Manquera-t-on d’ammonitrate au printemps ? On peut le craindre quand on voit les deux producteurs d’engrais en France, Borealis et Yara, stopper une partie de leur production.

« Avec l’envolée du prix du gaz, notre coût de production de l’ammoniac est actuellement de 2 500 $/t, contre 1 300 $/t sur le marché mondial. C’est intenable, a expliqué le président de Yara France, Nicolas Broutin, lors d’une conférence de presse le 20 septembre. Nous avons stoppé la fabrication d’ammoniac à partir de gaz ». Seules les usines situées sur la façade Atlantique, à Ambès (33) et Montoir-de-Bretagne (44) tournent à plein régime grâce à des importations d’ammoniac. Au total, Yara a réduit de 65 % sa production d’engrais en Europe.

L’ammoniac, produit de base pour les engrais azotés, est obtenu en combinant l’azote de l’air et l’hydrogène provenant du gaz naturel. La pénurie de gaz oblige donc les industriels européens à stopper leur production d’engrais azoté.

Alors que les cours du gaz étaient d’environ 15 € le mégawatt-heure (MWh) en 2020, ils sont à 200 € aujourd’hui. « Tout euro de gaz supplémentaire augmente de 5 € le prix de la solution azotée », explique David Deroi, directeur des achats fertilisants chez Seveal. Avec un gaz à 100 € le MWh, la solution azotée ressortait à 700 €/t. À 200 € le MWh, la solution azotée serait à 1 200 €/t. Autant dire qu’il n’y a plus de production de solution azotée à partir du gaz en Europe !
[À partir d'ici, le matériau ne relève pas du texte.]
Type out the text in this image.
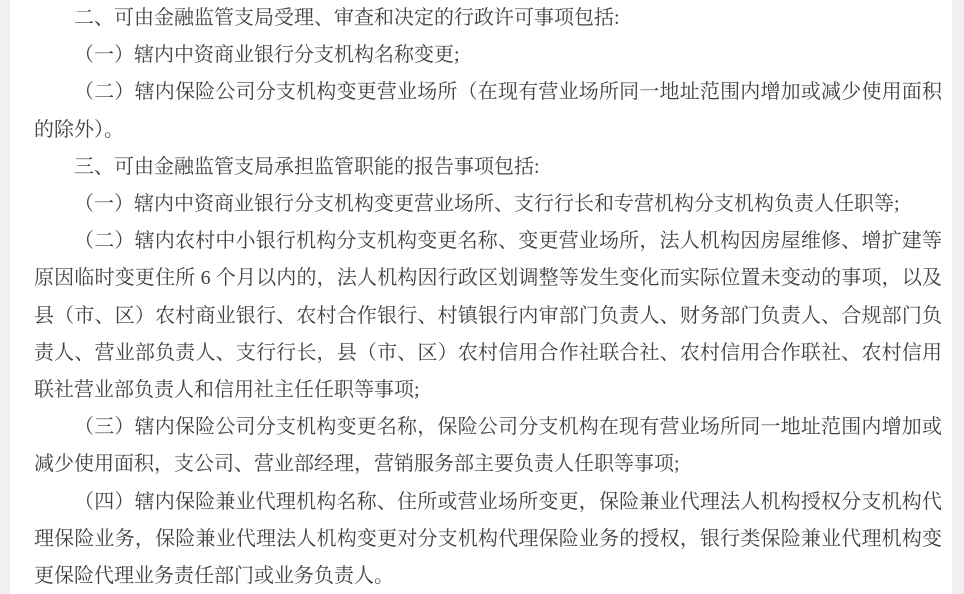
二、可由金融监管支局受理、审查和决定的行政许可事项包括:

（一）辖内中资商业银行分支机构名称变更;

（二）辖内保险公司分支机构变更营业场所（在现有营业场所同一地址范围内增加或减少使用面积的除外）。

三、可由金融监管支局承担监管职能的报告事项包括:

（一）辖内中资商业银行分支机构变更营业场所、支行行长和专营机构分支机构负责人任职等;

（二）辖内农村中小银行机构分支机构变更名称、变更营业场所，法人机构因房屋维修、增扩建等原因临时变更住所 6 个月以内的，法人机构因行政区划调整等发生变化而实际位置未变动的事项，以及县（市、区）农村商业银行、农村合作银行、村镇银行内审部门负责人、财务部门负责人、合规部门负责人、营业部负责人、支行行长，县（市、区）农村信用合作社联合社、农村信用合作联社、农村信用联社营业部负责人和信用社主任任职等事项;

（三）辖内保险公司分支机构变更名称，保险公司分支机构在现有营业场所同一地址范围内增加或减少使用面积，支公司、营业部经理，营销服务部主要负责人任职等事项;

（四）辖内保险兼业代理机构名称、住所或营业场所变更，保险兼业代理法人机构授权分支机构代理保险业务，保险兼业代理法人机构变更对分支机构代理保险业务的授权，银行类保险兼业代理机构变更保险代理业务责任部门或业务负责人。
Pour les producteurs d’engrais qui s’approvisionnent en ammoniac, c’est aussi très difficile.

La Russie a également cessé d’exporter de l’ammoniac, dont elle est un des premiers producteurs mondiaux. « La Russie exporte 5 Mt d’ammoniac par an, soit 24 % des exportations mondiales. L’Europe est la principale région importatrice (21 %, soit 4 Mt). Et 41 % de l’ammoniac importé en UE provient de la Russie », explique David Deroi. Aujourd’hui, il faut donc aller chercher cet ammoniac à l’autre bout du monde, essentiellement à Trinidad et Tobago et au Canada.
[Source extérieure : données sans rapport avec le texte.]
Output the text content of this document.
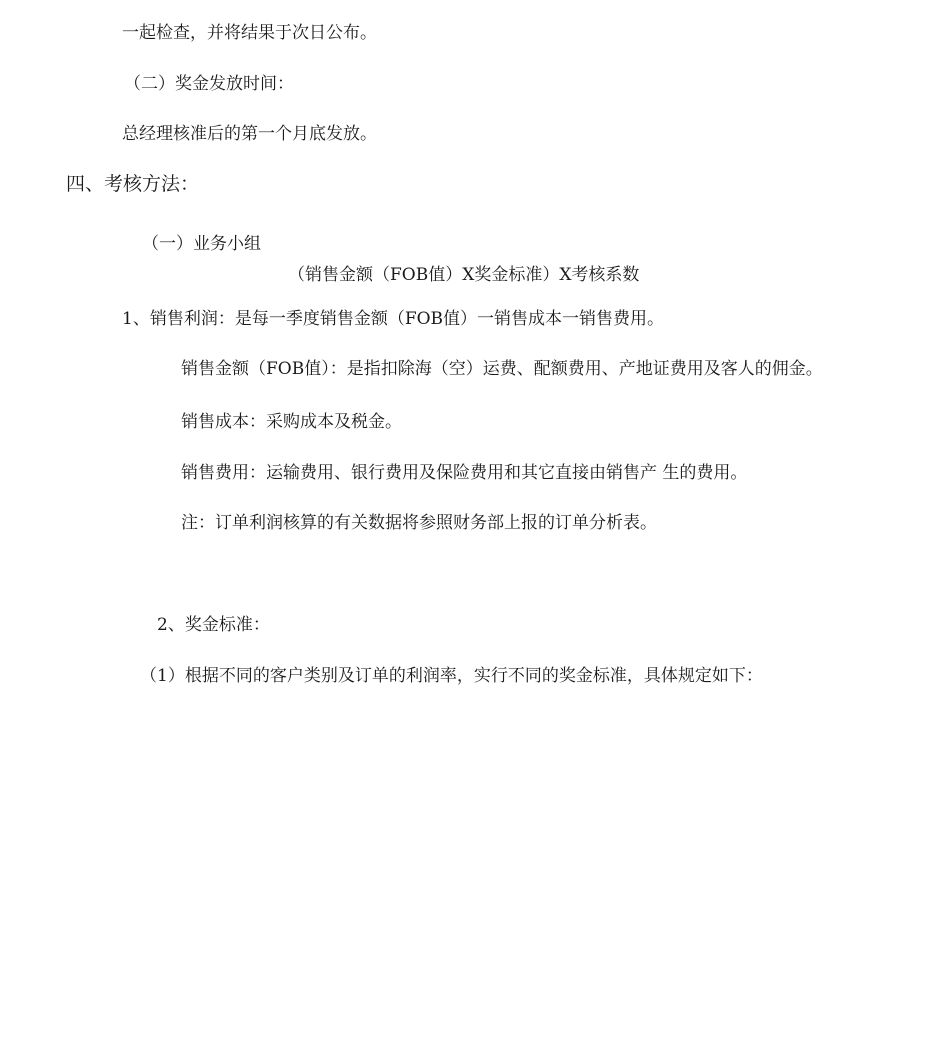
一起检查，并将结果于次日公布。
（二）奖金发放时间：
总经理核准后的第一个月底发放。
四、考核方法：
（一）业务小组
（销售金额（FOB值）X奖金标准）X考核系数
1、销售利润：是每一季度销售金额（FOB值）一销售成本一销售费用。
销售金额（FOB值）：是指扣除海（空）运费、配额费用、产地证费用及客人的佣金。
销售成本：采购成本及税金。
销售费用：运输费用、银行费用及保险费用和其它直接由销售产 生的费用。
注：订单利润核算的有关数据将参照财务部上报的订单分析表。
2、奖金标准：
（1）根据不同的客户类别及订单的利润率，实行不同的奖金标准，具体规定如下：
Pour se passer du gaz naturel, Yara teste en Norvège la technique de l’hydrolyse, qui consiste à récupérer l’hydrogène dans l’eau, plutôt que dans le gaz naturel, pour produire de l’ammoniac. Cette technique demande beaucoup d’énergie électrique et de gros investissements. Mais cela vaut peut-être le coup car, comme le rappelle le président de Yara France : « la moitié de l’humanité est nourrie grâce aux engrais ».